I’ve been wearing an Apple Watch for about a month, and despite some initial scepticism over its usefulness I’ve found that its stream of haptic notifications, glances and tiny interactions have stealthily infiltrated my daily digital life. Last week I had to spend a day without the watch and was surprised by just how much I missed the sensation of being constantly — almost cybernetically — connected to my information stream.

It’s early days for wearables, and we’re very much in the pioneer stage. Designers are still getting to grips with concepts like micro-interactions and ambient intelligence, and the best patterns for user engagement are yet to emerge. I’ve got no doubts that we’ll look back at the first-generation Apple Watch in a few years time and laugh at how primitive it was... but I’m confident that wearables are here to stay.

Chris Hodgen, Managing Director, Absolute Media

I’ve had the Apple watch for a few weeks now, and as much as I like the look of it as a fashion accessory, the jury is still out on whether it was worth the investment. Does it enhance my life? Well no, not yet.

The first time my watch rang with a phone call, it was a little embarrassing! And although it works well for a quick call, anything over 1 minute makes your arm ache. Maybe I should have expected the watch to under deliver, and I probably shouldn’t have got all caught up in the hype on launch day, but then again, that’s what Apple do best.

They didn’t sell me a watch that could tell me the time, Casio can do that.

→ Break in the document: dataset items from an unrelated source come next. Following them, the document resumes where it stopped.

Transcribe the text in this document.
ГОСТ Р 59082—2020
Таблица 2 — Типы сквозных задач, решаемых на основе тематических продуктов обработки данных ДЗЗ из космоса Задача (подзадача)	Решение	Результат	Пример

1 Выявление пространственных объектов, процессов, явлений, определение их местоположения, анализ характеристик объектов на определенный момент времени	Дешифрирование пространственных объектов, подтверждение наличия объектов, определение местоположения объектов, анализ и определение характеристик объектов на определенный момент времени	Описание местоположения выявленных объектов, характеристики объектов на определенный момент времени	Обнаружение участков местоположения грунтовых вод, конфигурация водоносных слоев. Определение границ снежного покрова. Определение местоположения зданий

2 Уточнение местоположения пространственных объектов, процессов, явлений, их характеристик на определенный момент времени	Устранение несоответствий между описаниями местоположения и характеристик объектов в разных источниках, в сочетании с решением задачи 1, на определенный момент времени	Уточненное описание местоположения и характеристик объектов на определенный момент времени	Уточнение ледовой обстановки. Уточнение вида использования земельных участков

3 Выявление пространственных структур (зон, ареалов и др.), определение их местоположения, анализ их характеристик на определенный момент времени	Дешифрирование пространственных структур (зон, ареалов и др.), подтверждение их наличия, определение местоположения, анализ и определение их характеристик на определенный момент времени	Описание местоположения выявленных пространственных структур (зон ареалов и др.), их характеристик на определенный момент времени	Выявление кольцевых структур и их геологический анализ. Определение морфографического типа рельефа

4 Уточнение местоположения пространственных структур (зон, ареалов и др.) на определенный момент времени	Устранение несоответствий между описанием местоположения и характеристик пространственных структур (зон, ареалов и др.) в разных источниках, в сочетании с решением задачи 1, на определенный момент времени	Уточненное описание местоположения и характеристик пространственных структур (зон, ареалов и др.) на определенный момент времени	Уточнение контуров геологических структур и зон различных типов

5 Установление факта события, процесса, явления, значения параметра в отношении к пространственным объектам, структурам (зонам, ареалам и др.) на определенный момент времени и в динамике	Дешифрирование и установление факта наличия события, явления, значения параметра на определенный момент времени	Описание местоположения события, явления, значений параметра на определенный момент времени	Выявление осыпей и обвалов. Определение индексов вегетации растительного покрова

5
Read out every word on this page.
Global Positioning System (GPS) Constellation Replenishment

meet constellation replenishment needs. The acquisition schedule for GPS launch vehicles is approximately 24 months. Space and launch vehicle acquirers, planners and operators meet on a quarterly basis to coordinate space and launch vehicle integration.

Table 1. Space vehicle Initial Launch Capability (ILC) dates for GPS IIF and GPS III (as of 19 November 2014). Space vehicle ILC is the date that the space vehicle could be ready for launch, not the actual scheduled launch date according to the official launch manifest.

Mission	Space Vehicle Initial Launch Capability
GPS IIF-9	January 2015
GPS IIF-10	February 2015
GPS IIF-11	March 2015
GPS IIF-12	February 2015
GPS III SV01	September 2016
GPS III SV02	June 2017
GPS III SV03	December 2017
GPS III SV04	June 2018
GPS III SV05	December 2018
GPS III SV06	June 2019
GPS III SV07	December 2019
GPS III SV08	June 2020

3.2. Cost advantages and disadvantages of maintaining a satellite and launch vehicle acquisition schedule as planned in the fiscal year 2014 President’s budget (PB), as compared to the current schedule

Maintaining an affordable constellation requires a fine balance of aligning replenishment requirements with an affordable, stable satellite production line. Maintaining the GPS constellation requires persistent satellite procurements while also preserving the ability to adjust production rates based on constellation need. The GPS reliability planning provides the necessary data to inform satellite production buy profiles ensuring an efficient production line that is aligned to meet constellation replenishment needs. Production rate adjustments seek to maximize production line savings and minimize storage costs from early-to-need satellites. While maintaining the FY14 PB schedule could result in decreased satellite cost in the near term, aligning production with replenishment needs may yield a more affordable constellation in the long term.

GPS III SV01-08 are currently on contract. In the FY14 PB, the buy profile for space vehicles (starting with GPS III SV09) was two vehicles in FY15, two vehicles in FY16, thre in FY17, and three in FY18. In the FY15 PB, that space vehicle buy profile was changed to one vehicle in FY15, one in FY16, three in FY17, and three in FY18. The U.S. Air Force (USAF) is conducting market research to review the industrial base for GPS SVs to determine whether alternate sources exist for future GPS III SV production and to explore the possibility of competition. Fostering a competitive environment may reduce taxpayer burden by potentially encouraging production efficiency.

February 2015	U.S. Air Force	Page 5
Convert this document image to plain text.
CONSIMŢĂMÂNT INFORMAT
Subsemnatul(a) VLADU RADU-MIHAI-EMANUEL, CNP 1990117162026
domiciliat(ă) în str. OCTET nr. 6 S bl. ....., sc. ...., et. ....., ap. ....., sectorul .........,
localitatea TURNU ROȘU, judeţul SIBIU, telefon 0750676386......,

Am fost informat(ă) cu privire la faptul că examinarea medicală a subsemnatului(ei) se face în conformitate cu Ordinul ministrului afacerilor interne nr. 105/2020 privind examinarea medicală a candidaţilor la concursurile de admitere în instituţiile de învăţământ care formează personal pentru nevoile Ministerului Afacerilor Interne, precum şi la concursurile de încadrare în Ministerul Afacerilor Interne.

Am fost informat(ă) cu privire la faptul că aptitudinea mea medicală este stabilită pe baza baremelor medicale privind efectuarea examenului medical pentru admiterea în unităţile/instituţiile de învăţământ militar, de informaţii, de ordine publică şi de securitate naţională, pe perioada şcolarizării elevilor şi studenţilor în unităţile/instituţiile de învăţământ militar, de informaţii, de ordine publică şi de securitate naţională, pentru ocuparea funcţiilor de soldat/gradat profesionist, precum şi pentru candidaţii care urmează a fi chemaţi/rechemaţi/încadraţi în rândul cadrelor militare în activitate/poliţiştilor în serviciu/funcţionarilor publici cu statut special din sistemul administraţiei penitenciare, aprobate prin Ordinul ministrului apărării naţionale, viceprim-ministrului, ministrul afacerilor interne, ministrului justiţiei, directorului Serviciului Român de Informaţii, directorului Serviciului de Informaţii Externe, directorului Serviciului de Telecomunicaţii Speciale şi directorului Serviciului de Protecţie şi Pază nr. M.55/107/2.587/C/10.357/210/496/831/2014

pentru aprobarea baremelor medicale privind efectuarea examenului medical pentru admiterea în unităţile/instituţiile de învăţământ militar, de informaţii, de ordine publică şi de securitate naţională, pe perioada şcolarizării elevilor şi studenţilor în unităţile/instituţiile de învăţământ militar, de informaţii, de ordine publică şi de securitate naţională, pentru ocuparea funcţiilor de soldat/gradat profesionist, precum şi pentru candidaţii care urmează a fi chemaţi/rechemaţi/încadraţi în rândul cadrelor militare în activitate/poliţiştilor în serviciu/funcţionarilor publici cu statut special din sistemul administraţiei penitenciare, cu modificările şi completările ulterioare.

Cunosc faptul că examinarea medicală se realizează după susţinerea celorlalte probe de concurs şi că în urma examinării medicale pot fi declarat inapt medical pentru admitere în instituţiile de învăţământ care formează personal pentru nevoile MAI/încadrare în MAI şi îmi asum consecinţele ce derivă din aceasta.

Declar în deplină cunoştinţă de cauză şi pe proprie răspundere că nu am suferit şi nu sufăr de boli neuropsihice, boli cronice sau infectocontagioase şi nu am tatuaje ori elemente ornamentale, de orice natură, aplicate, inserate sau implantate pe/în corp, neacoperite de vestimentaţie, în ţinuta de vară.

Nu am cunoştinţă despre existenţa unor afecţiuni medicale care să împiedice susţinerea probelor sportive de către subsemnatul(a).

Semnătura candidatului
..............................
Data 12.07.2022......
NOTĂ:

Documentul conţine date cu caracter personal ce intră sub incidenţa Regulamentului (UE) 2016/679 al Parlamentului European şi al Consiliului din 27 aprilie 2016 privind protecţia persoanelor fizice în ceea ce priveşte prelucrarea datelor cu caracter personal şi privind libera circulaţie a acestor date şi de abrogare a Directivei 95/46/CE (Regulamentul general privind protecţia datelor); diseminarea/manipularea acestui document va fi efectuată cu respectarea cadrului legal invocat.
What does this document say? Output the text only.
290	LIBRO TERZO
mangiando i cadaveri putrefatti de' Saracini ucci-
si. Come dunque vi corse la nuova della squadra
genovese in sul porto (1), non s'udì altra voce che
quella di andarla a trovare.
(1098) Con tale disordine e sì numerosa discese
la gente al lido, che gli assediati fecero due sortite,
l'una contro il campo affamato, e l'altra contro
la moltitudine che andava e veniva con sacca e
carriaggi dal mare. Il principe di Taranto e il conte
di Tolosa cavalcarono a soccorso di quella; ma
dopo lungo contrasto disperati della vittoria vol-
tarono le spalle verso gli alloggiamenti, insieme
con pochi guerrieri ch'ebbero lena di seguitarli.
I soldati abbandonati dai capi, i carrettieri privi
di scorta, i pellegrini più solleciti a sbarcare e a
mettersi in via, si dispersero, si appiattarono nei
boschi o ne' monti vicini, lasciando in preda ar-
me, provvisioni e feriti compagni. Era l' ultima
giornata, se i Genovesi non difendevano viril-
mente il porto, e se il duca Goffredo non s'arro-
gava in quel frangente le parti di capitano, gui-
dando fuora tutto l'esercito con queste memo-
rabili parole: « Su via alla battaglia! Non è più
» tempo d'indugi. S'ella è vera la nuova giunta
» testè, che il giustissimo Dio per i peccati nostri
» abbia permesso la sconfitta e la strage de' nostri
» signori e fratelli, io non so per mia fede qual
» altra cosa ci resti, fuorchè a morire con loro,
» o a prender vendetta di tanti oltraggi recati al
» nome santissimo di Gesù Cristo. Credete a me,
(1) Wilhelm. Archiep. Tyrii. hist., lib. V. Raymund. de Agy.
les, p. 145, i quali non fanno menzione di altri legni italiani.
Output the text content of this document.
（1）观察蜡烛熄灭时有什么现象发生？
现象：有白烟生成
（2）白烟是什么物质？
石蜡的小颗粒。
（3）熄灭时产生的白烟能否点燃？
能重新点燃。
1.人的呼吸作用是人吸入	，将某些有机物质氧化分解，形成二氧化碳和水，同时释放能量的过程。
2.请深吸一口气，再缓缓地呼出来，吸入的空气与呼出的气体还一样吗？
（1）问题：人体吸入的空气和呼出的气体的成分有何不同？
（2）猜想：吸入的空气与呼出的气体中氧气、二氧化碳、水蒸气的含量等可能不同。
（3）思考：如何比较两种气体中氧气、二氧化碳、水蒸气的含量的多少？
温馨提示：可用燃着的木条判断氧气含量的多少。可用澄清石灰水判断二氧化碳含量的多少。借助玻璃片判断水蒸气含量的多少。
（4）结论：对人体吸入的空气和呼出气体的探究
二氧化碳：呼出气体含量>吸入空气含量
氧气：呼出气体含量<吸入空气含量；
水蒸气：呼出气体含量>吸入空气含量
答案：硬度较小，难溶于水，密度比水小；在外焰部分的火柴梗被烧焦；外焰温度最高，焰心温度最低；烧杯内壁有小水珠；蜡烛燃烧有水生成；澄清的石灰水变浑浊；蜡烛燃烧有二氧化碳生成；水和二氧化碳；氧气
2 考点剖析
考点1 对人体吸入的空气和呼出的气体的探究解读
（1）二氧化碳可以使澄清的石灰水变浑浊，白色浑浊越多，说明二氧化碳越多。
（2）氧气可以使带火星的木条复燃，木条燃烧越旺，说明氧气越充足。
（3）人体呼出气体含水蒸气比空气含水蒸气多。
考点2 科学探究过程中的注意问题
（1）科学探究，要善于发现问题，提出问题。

They sold me a lifestyle and a belief that I buy into every time I buy an Apple product. That belief got me to buy an unnecessary product, which deep down I already knew would be a disappointment before it arrived. But it’s that belief which makes us all (yes all, I’m not the only one!) buy into Apple, and it’s exactly that, which makes their brand one of the best businesses in the world today.

James Jefferson, Chief Creative Officer, Equator

I’ve had my Apple Watch for a week and have discovered that although it is a bad wrist-phone, it’s a brilliant watch. At the moment the watch has interaction issues due to apps not being appropriate for the new platform. However, it creates space for a new generation of big app players. The most exciting potential for the watch is to become an access point to the internet of things - the idea of a simple tap on the wrist operating home or car functions is compelling. As we move from a digital world of websites to a connected ecosystem where interface is replaced by interaction between people and things, this device could really come into its own.

Personally I love it. It’s crap if you wanted a Dick Tracey wrist-phone but brilliant as an advance on the watch. It won’t be long before we see what it is really capable of.